Researchers at GE Aerospace’s Global Research Center in Niskayuna, New York, have announced the successful testing of a new dual-mode hypersonic ramjet engine. This breakthrough represents a significant milestone, as development from design to test was completed in less than 11 months. The new engine promises to dramatically increase the thrust and range of hypersonic aerospace platforms for both military and commercial purposes.
“The rapid progression from design to test underscores our commitment to driving innovation in hypersonic technologies,” said Amy Gowder, president and CEO of Defense and Systems at GE Aerospace. Gowder emphasized that this milestone not only showcases the team’s talent and dedication, but also reaffirms GE Aerospace’s position as a leader in the pursuit of hypersonic flight.
A conventional ramjet engine takes advantage of the high-speed airflow entering the front of the engine to generate large amounts of thrust, working efficiently at supersonic speeds where typical turbofan engines fail. Ramjets that operate above the speed of sound are sometimes called scramjets. GE Aerospace’s dual-mode hypersonic ramjet system combines this technology with rotary detonation combustion (RDC), an advanced form of power generation. In RDC engines, combustion is carried out by detonation waves, unlike the methods used in conventional aircraft engines.
The combination of these technologies can theoretically generate thrust at speeds that reach or exceed Mach 5, approximately 4,000 miles per hour, classifying these speeds as hypersonic.

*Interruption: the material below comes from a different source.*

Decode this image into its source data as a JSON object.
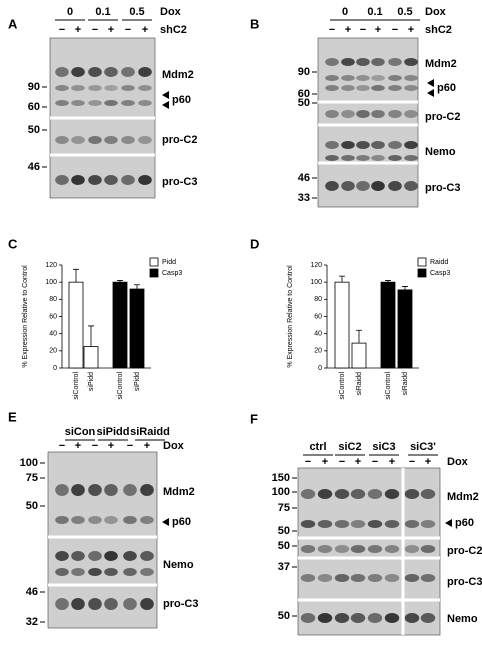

Previously, building an efficient ramjet at supersonic and hypersonic speeds has faced significant obstacles. A normal dual-mode ramjet only operates efficiently above Mach 3. However, GE Aerospace engineers, with years of experience in RDC engines, have developed a dual-mode engine that can operate at speeds lower than Mach 3 and higher than Mach 5. In addition, GE Aerospace has been working on the development of high-temperature materials and electronics to withstand the harsh conditions of hypersonic flight. This work includes advances in high-temperature ceramic matrix composites, silicon carbide power electronics, fuel additive technologies and other areas related to successful operation in high-temperature conditions.
“The highly successful demonstration of a DMRJ with the RDC is a result of more than 10 years of work at the RDC, including the strategic acquisition of Innoveering, which brought cutting-edge technologies and expertise in hypersonic propulsion and ramjets,” explained Gowder, highlighting the acquisition of the hypersonic engineering and high-speed propulsion company, Innoveering, in 2022.
The recent tests, which began in March, were carried out at the company’s high-speed propulsion test facility in Evendale, OH, where the new ramjet was evaluated in various simulated supersonic airflow environments. All tests were successful, with the engine demonstrating dramatically greater airflow than previous ramjet engines. “The tests showed promising results,” explained GE Aerospace, ”exceeding performance expectations and demonstrating robust operation of a dual-mode ramjet with a three times (3X) increase in airflow compared to previously flight-tested hypersonic technology demonstrators.”
Mark Rettig, vice president and general manager of Business Development and Technology at Edison Works, GE Aerospace, pointed out that the successful development and demonstration of GE’s technologies positions the company to provide differentiated hypersonic propulsion systems for its customers now and in the future. “We have brought together the right expertise, with the right capabilities, and invested strategically to ensure that we are aligned very closely with our customers’ needs,” Rettig added. “The significant results we have had so far give us confidence that we are moving in the right direction.”
Future development of the new dual-mode ramjet will focus on reducing engine operating speed and improving RDC/Ramjet efficiency. “The robust performance of the technology paves the way for the next phase of development,” said Rettig, ”which will focus on continued testing and technology demonstration in alignment with our roadmap for integrated high-speed propulsion solutions.”